We encourage inquiries concerning this funding opportunity
and welcome the opportunity to answer questions from potential applicants.
eRA Service Desk (Questions regarding ASSIST, eRA Commons, application errors and warnings, documenting system problems that threaten submission by the due date, and post-submission issues)
Finding Help Online: http://grants.nih.gov/support/ (preferred
method of contact)
Telephone: 301-402-7469 or 866-504-9552 (Toll Free)
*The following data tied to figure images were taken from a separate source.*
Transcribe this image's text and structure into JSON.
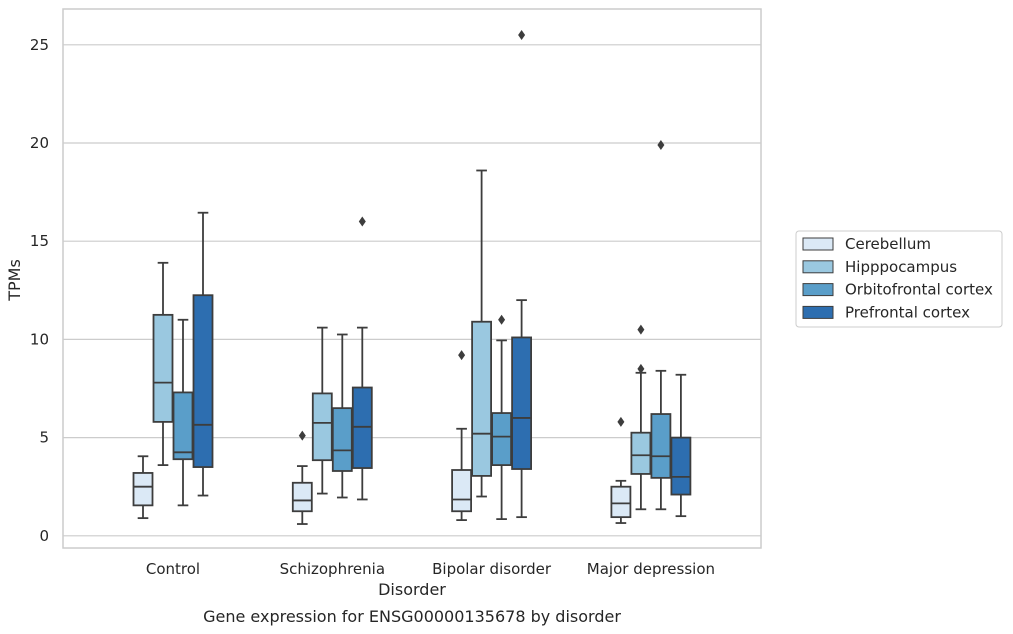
{
  "chart_data": {
    "type": "box",
    "caption": "Gene expression for ENSG00000135678 by disorder",
    "xlabel": "Disorder",
    "ylabel": "TPMs",
    "ylim": [
      -0.6,
      26.5
    ],
    "yticks": [
      0,
      5,
      10,
      15,
      20,
      25
    ],
    "grid": "horizontal",
    "legend_position": "right",
    "categories": [
      "Control",
      "Schizophrenia",
      "Bipolar disorder",
      "Major depression"
    ],
    "series": [
      {
        "name": "Cerebellum",
        "color": "#dbe9f6",
        "boxes": [
          {
            "whislo": 0.9,
            "q1": 1.55,
            "med": 2.5,
            "q3": 3.2,
            "whishi": 4.05,
            "fliers": []
          },
          {
            "whislo": 0.6,
            "q1": 1.25,
            "med": 1.8,
            "q3": 2.7,
            "whishi": 3.55,
            "fliers": [
              5.1
            ]
          },
          {
            "whislo": 0.8,
            "q1": 1.25,
            "med": 1.85,
            "q3": 3.35,
            "whishi": 5.45,
            "fliers": [
              9.2
            ]
          },
          {
            "whislo": 0.65,
            "q1": 0.95,
            "med": 1.65,
            "q3": 2.5,
            "whishi": 2.8,
            "fliers": [
              5.8
            ]
          }
        ]
      },
      {
        "name": "Hipppocampus",
        "color": "#9ac8e0",
        "boxes": [
          {
            "whislo": 3.6,
            "q1": 5.8,
            "med": 7.8,
            "q3": 11.25,
            "whishi": 13.9,
            "fliers": []
          },
          {
            "whislo": 2.15,
            "q1": 3.85,
            "med": 5.75,
            "q3": 7.25,
            "whishi": 10.6,
            "fliers": []
          },
          {
            "whislo": 2.0,
            "q1": 3.05,
            "med": 5.2,
            "q3": 10.9,
            "whishi": 18.6,
            "fliers": []
          },
          {
            "whislo": 1.35,
            "q1": 3.15,
            "med": 4.1,
            "q3": 5.25,
            "whishi": 8.3,
            "fliers": [
              8.5,
              10.5
            ]
          }
        ]
      },
      {
        "name": "Orbitofrontal cortex",
        "color": "#5a9ec9",
        "boxes": [
          {
            "whislo": 1.55,
            "q1": 3.9,
            "med": 4.25,
            "q3": 7.3,
            "whishi": 11.0,
            "fliers": []
          },
          {
            "whislo": 1.95,
            "q1": 3.3,
            "med": 4.35,
            "q3": 6.5,
            "whishi": 10.25,
            "fliers": []
          },
          {
            "whislo": 0.85,
            "q1": 3.6,
            "med": 5.05,
            "q3": 6.25,
            "whishi": 9.95,
            "fliers": [
              11.0
            ]
          },
          {
            "whislo": 1.35,
            "q1": 2.95,
            "med": 4.05,
            "q3": 6.2,
            "whishi": 8.4,
            "fliers": [
              19.9
            ]
          }
        ]
      },
      {
        "name": "Prefrontal cortex",
        "color": "#2d6eb0",
        "boxes": [
          {
            "whislo": 2.05,
            "q1": 3.5,
            "med": 5.65,
            "q3": 12.25,
            "whishi": 16.45,
            "fliers": []
          },
          {
            "whislo": 1.85,
            "q1": 3.45,
            "med": 5.55,
            "q3": 7.55,
            "whishi": 10.6,
            "fliers": [
              16.0
            ]
          },
          {
            "whislo": 0.95,
            "q1": 3.4,
            "med": 6.0,
            "q3": 10.1,
            "whishi": 12.0,
            "fliers": [
              25.5
            ]
          },
          {
            "whislo": 1.0,
            "q1": 2.1,
            "med": 3.0,
            "q3": 5.0,
            "whishi": 8.2,
            "fliers": []
          }
        ]
      }
    ]
  }
}
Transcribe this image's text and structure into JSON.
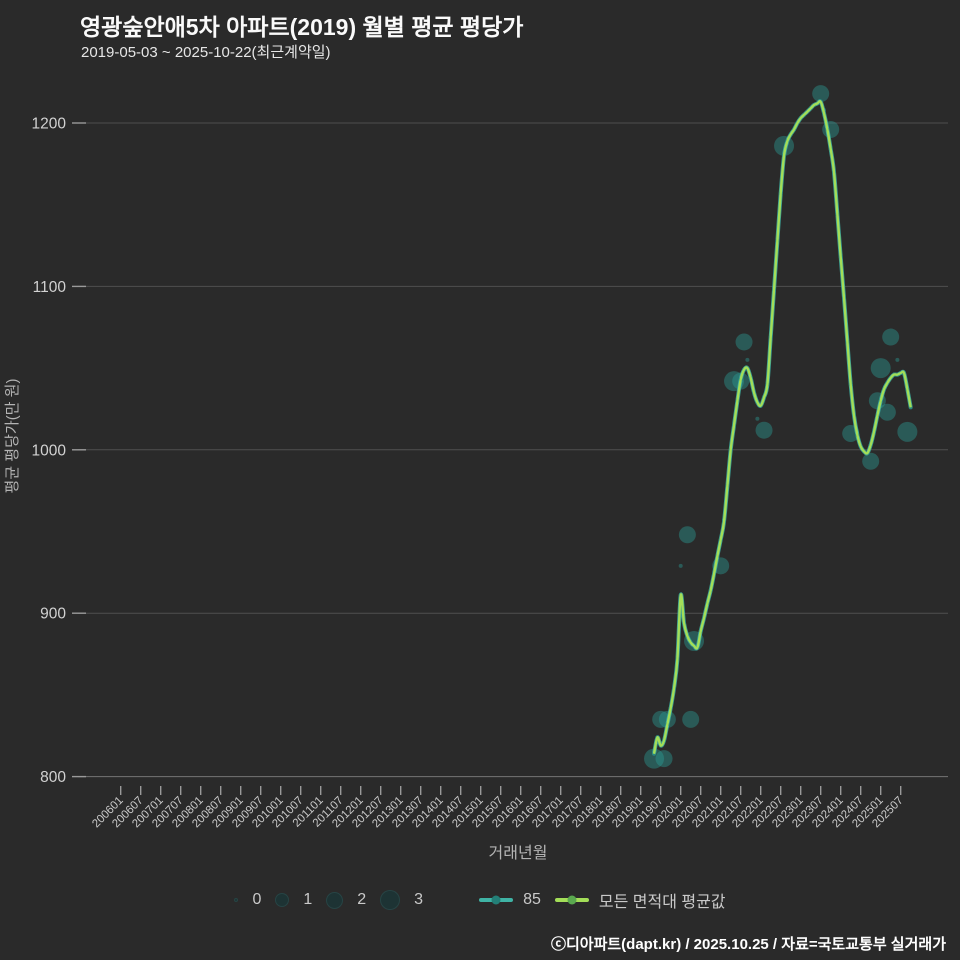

General Grants Information
(Questions regarding application instructions, application processes, and NIH
grant resources)
Email: GrantsInfo@nih.gov (preferred
method of contact)
Telephone: 301-945-7573
Grants.gov Customer Support (Questions regarding
Grants.gov registration and Workspace)
Contact Center Telephone: 800-518-4726
Email: support@grants.gov
Nina B. Silverberg, Ph.D.
National Institute on Aging (NIA)
Telephone: 301-496-9350
Email: silverbergn@mail.nih.gov
Ramesh Vemuri, Ph.D.
National Institute on Aging (NIA)
Telephone: 301-496-9666
Email: ramesh.vemuri@nih.gov
Jennifer Edwards
National Institute on Aging (NIA)
Telephone: 301-827-6689
Email: edwardsj@mail.nih.gov
Recently issued trans-NIH policy notices may affect your application submission. A full list of policy notices published by NIH is provided in the NIH Guide for Grants and Contracts. All awards are subject to the terms and conditions, cost principles, and other considerations described in the NIH Grants Policy Statement.
Awards are made under the authorization of Sections 301 and 405 of the Public Health Service Act as amended (42 USC 241 and 284) and under Federal Regulations 42 CFR Part 52 and 45 CFR Part 75.